SQL Server expects the Buffer Cache to be in memory, so I suspect it has much more aggressive timeouts for this than it would do from disk. If part of the Buffer Cache has been paged, as far as SQL Server's concerned, the page is still in memory so access should be fast, but has suddenly moved into the slowest subsystem at the O/S level.

Still doesn't quite explain that it was the same page number twice in a row, but it is something to be fixed (and is quite an easy fix)

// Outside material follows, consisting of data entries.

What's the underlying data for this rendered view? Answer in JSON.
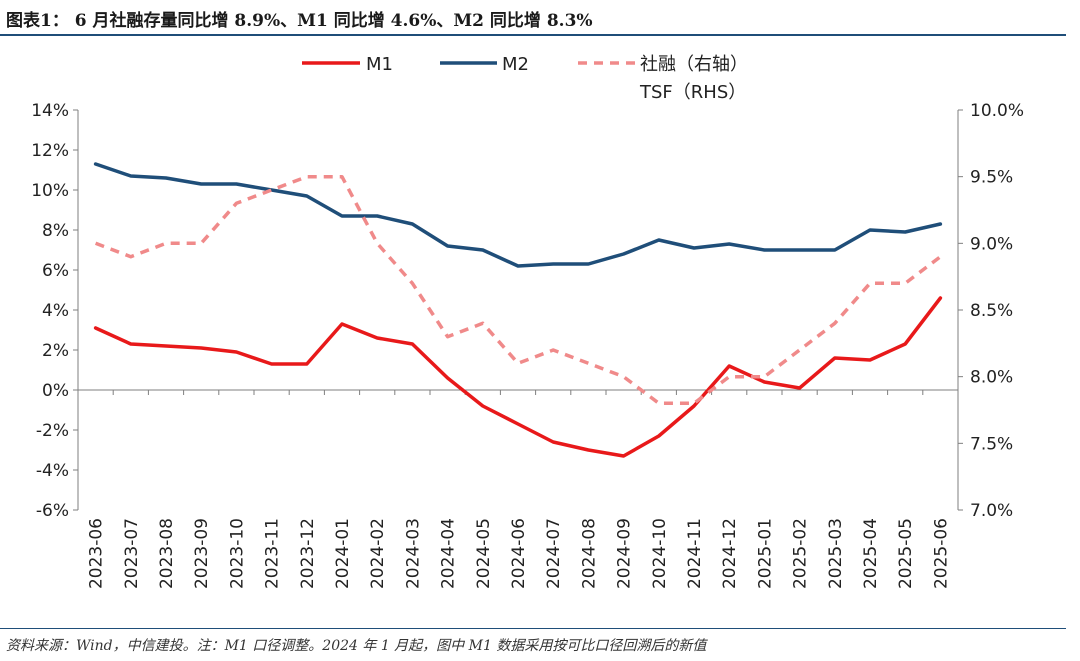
{
  "figure": {
    "title": "图表1： 6 月社融存量同比增 8.9%、M1 同比增 4.6%、M2 同比增 8.3%",
    "source": "资料来源：Wind，中信建投。注：M1 口径调整。2024 年 1 月起，图中 M1 数据采用按可比口径回溯后的新值"
  },
  "colors": {
    "m1": "#e8191a",
    "m2": "#1f4e79",
    "tsf": "#f08a8a",
    "axis": "#7f7f7f",
    "text": "#222222",
    "rule": "#1f4e79"
  },
  "chart_data": {
    "type": "line",
    "categories": [
      "2023-06",
      "2023-07",
      "2023-08",
      "2023-09",
      "2023-10",
      "2023-11",
      "2023-12",
      "2024-01",
      "2024-02",
      "2024-03",
      "2024-04",
      "2024-05",
      "2024-06",
      "2024-07",
      "2024-08",
      "2024-09",
      "2024-10",
      "2024-11",
      "2024-12",
      "2025-01",
      "2025-02",
      "2025-03",
      "2025-04",
      "2025-05",
      "2025-06"
    ],
    "series": [
      {
        "name": "M1",
        "axis": "left",
        "style": "solid",
        "color": "#e8191a",
        "values": [
          3.1,
          2.3,
          2.2,
          2.1,
          1.9,
          1.3,
          1.3,
          3.3,
          2.6,
          2.3,
          0.6,
          -0.8,
          -1.7,
          -2.6,
          -3.0,
          -3.3,
          -2.3,
          -0.8,
          1.2,
          0.4,
          0.1,
          1.6,
          1.5,
          2.3,
          4.6
        ]
      },
      {
        "name": "M2",
        "axis": "left",
        "style": "solid",
        "color": "#1f4e79",
        "values": [
          11.3,
          10.7,
          10.6,
          10.3,
          10.3,
          10.0,
          9.7,
          8.7,
          8.7,
          8.3,
          7.2,
          7.0,
          6.2,
          6.3,
          6.3,
          6.8,
          7.5,
          7.1,
          7.3,
          7.0,
          7.0,
          7.0,
          8.0,
          7.9,
          8.3
        ]
      },
      {
        "name": "社融（右轴）",
        "name_line2": "TSF（RHS）",
        "axis": "right",
        "style": "dashed",
        "color": "#f08a8a",
        "values": [
          9.0,
          8.9,
          9.0,
          9.0,
          9.3,
          9.4,
          9.5,
          9.5,
          9.0,
          8.7,
          8.3,
          8.4,
          8.1,
          8.2,
          8.1,
          8.0,
          7.8,
          7.8,
          8.0,
          8.0,
          8.2,
          8.4,
          8.7,
          8.7,
          8.9
        ]
      }
    ],
    "yaxis_left": {
      "min": -6,
      "max": 14,
      "step": 2,
      "format": "percent0",
      "ticks": [
        "14%",
        "12%",
        "10%",
        "8%",
        "6%",
        "4%",
        "2%",
        "0%",
        "-2%",
        "-4%",
        "-6%"
      ]
    },
    "yaxis_right": {
      "min": 7.0,
      "max": 10.0,
      "step": 0.5,
      "format": "percent1",
      "ticks": [
        "10.0%",
        "9.5%",
        "9.0%",
        "8.5%",
        "8.0%",
        "7.5%",
        "7.0%"
      ]
    },
    "xlabel": "",
    "ylabel": "",
    "grid": false,
    "legend_position": "top-right"
  }
}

aurato SSCrazy Points: 2575 More actions · Answer 14

HowardW (7/29/2011)
Ninja's_RGR'us (7/29/2011)
Got a solid link about this Howard? I'd love to get more info on the topic.
About performance issues with SQL Server and Paging, SQL Server Memory Management or specifically in relation to this error? Don't have anything for the latter, but it would make sense as a symptom.
SQL Server expects the Buffer Cache to be in memory, so I suspect it has much more aggressive timeouts for this than it would do from disk. If part of the Buffer Cache has been paged, as far as SQL Server's concerned, the page is still in memory so access should be fast, but has suddenly moved into the slowest subsystem at the O/S level.
Still doesn't quite explain that it was the same page number twice in a row, but it is something to be fixed (and is quite an easy fix)

Sorry, what's the fix? I believe you said to lock pages in memory, is that some sort of option that I have to set?